ソウマは若く、花火の製造と打ち上げの技術に長けた職人で、彼が手掛ける花火はその美しさと独創性で知られていた。彼はどこからともなく現れ、ミコトに自分の花火を夏祭りで披露するチャンスを求めてきた。ミコトは彼の情熱と才能に感銘を受け、彼に花火大会の主導権を任せることに決めた。
ソウマの花火は、通常のものとは一線を画していた。彼の花火は、夜空に大きな絵を描くかのように展開し、見る者の感情を動かす物語性を持っていた。その花火の中には、龍が天に昇る様子や、大海原を渡る船の物語など、様々なテーマが込められていた。

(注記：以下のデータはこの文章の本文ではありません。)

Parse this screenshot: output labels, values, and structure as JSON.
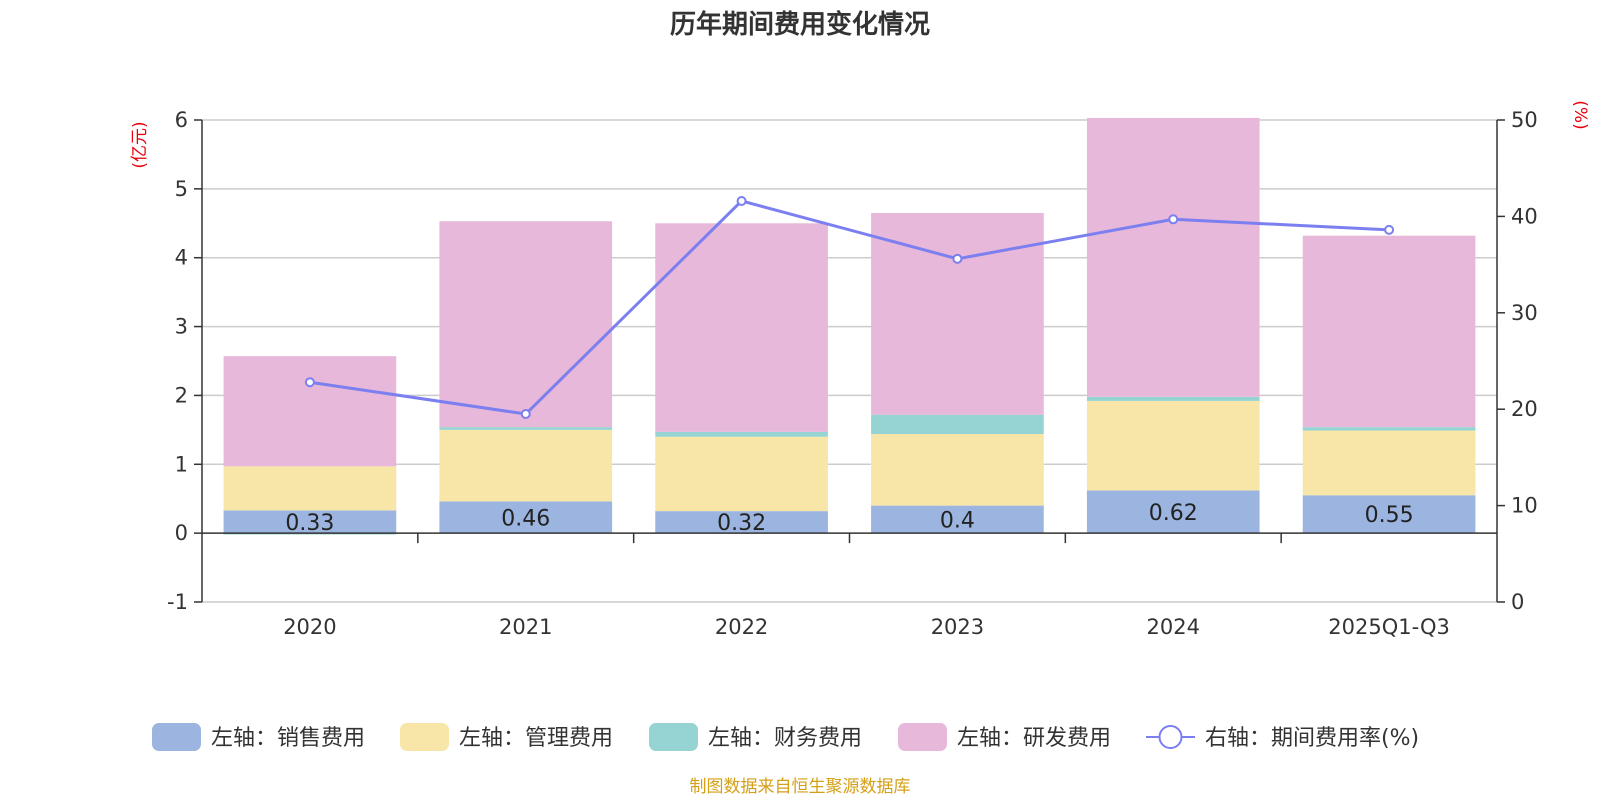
{
  "chart_data": {
    "type": "bar",
    "stacked": true,
    "title": "历年期间费用变化情况",
    "left_axis_unit": "(亿元)",
    "right_axis_unit": "(%)",
    "left_ylim": [
      -1,
      6
    ],
    "left_ticks": [
      -1,
      0,
      1,
      2,
      3,
      4,
      5,
      6
    ],
    "right_ylim": [
      0,
      50
    ],
    "right_ticks": [
      0,
      10,
      20,
      30,
      40,
      50
    ],
    "categories": [
      "2020",
      "2021",
      "2022",
      "2023",
      "2024",
      "2025Q1-Q3"
    ],
    "series": [
      {
        "name": "左轴：销售费用",
        "axis": "left",
        "color": "#9bb5e0",
        "values": [
          0.33,
          0.46,
          0.32,
          0.4,
          0.62,
          0.55
        ],
        "labels": [
          "0.33",
          "0.46",
          "0.32",
          "0.4",
          "0.62",
          "0.55"
        ]
      },
      {
        "name": "左轴：管理费用",
        "axis": "left",
        "color": "#f7e6a8",
        "values": [
          0.64,
          1.04,
          1.08,
          1.04,
          1.3,
          0.94
        ]
      },
      {
        "name": "左轴：财务费用",
        "axis": "left",
        "color": "#96d3d3",
        "values": [
          -0.02,
          0.04,
          0.07,
          0.28,
          0.06,
          0.05
        ]
      },
      {
        "name": "左轴：研发费用",
        "axis": "left",
        "color": "#e7b8d9",
        "values": [
          1.6,
          2.99,
          3.03,
          2.93,
          4.05,
          2.78
        ]
      }
    ],
    "line": {
      "name": "右轴：期间费用率(%)",
      "axis": "right",
      "color": "#7b7ff0",
      "values": [
        22.8,
        19.5,
        41.6,
        35.6,
        39.7,
        38.6
      ]
    },
    "source": "制图数据来自恒生聚源数据库"
  }
}
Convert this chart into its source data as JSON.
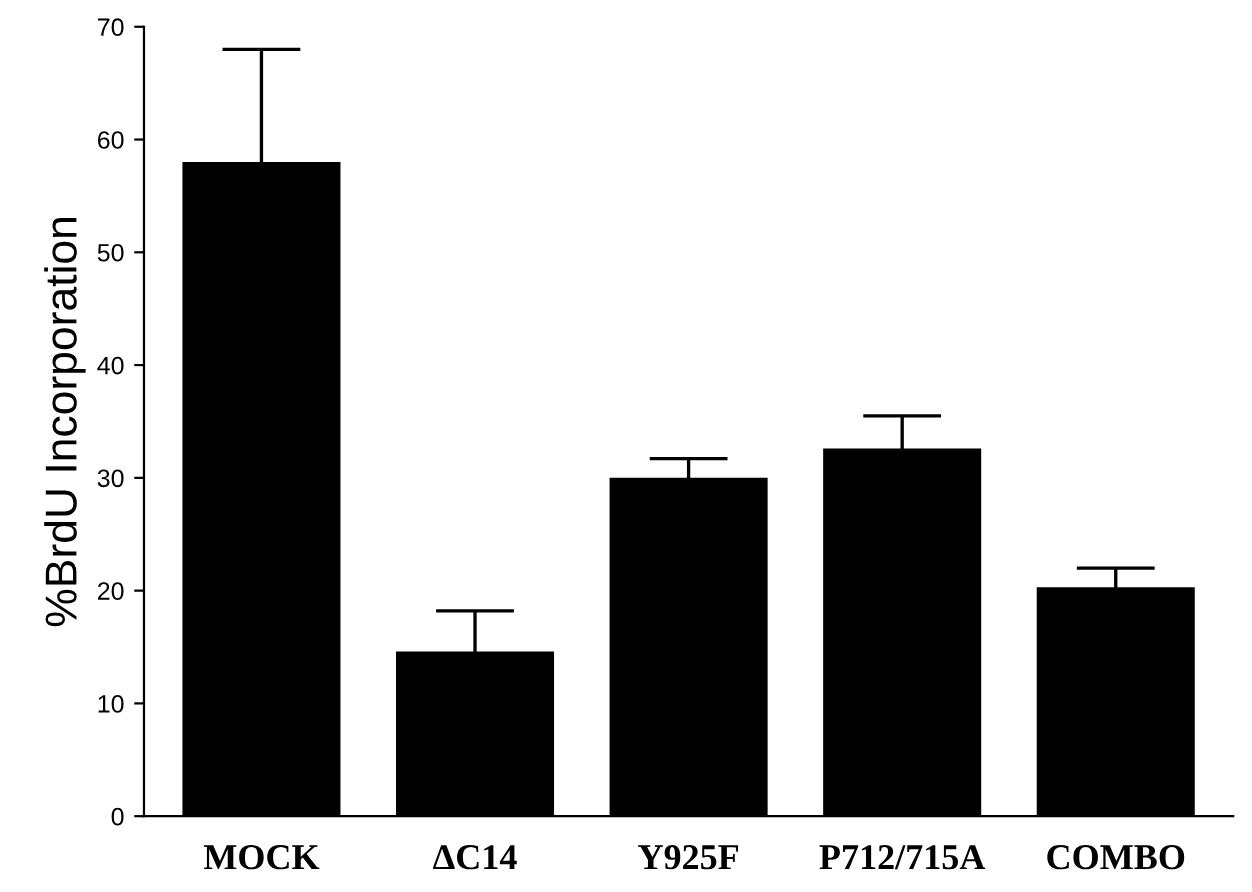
{
  "chart_data": {
    "type": "bar",
    "ylabel": "%BrdU Incorporation",
    "categories": [
      "MOCK",
      "ΔC14",
      "Y925F",
      "P712/715A",
      "COMBO"
    ],
    "values": [
      58,
      14.6,
      30,
      32.6,
      20.3
    ],
    "errors": [
      10,
      3.6,
      1.7,
      2.9,
      1.7
    ],
    "color": "#000000",
    "ylim": [
      0,
      70
    ],
    "yticks": [
      0,
      10,
      20,
      30,
      40,
      50,
      60,
      70
    ],
    "grid": false,
    "legend": false
  }
}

夏祭りの夜、宿のゲストと地元の人々が集まり、ソウマの花火が始まるのを待っていた。花火が始まると、その圧倒的な美しさと創造性に観客からは感嘆の声が上がり、夜空を埋め尽くす花火の輝きに皆が目を奪われた。
特に印象的だったのは、花火で描かれた「森を守る精霊」の物語で、この花火は森から精霊が現れ、自然と共に生きる大切さを説くストーリーだった。この花火は、観る者に環境保護の重要性を感じさせると同時に、夏の夜の空に感動をもたらした。
花火大会が終わった後、ソウマは静かに宿を去ろうとしたが、ミコトは彼に温泉宿での継続的な仕事を提案した。ソウマはこの提案を受け入れ、温泉宿の一員としてその技術と芸術を宿のために捧げることを決めた。
ソウマの花火は、温泉宿の夏の風物詩となり、毎年多くの観光客が彼の花火を見るために宿を訪れるようになった。その花火はただの観光アトラクションでなく、芸術作品としても高く評価され、温泉宿の名声をさらに高めることとなった。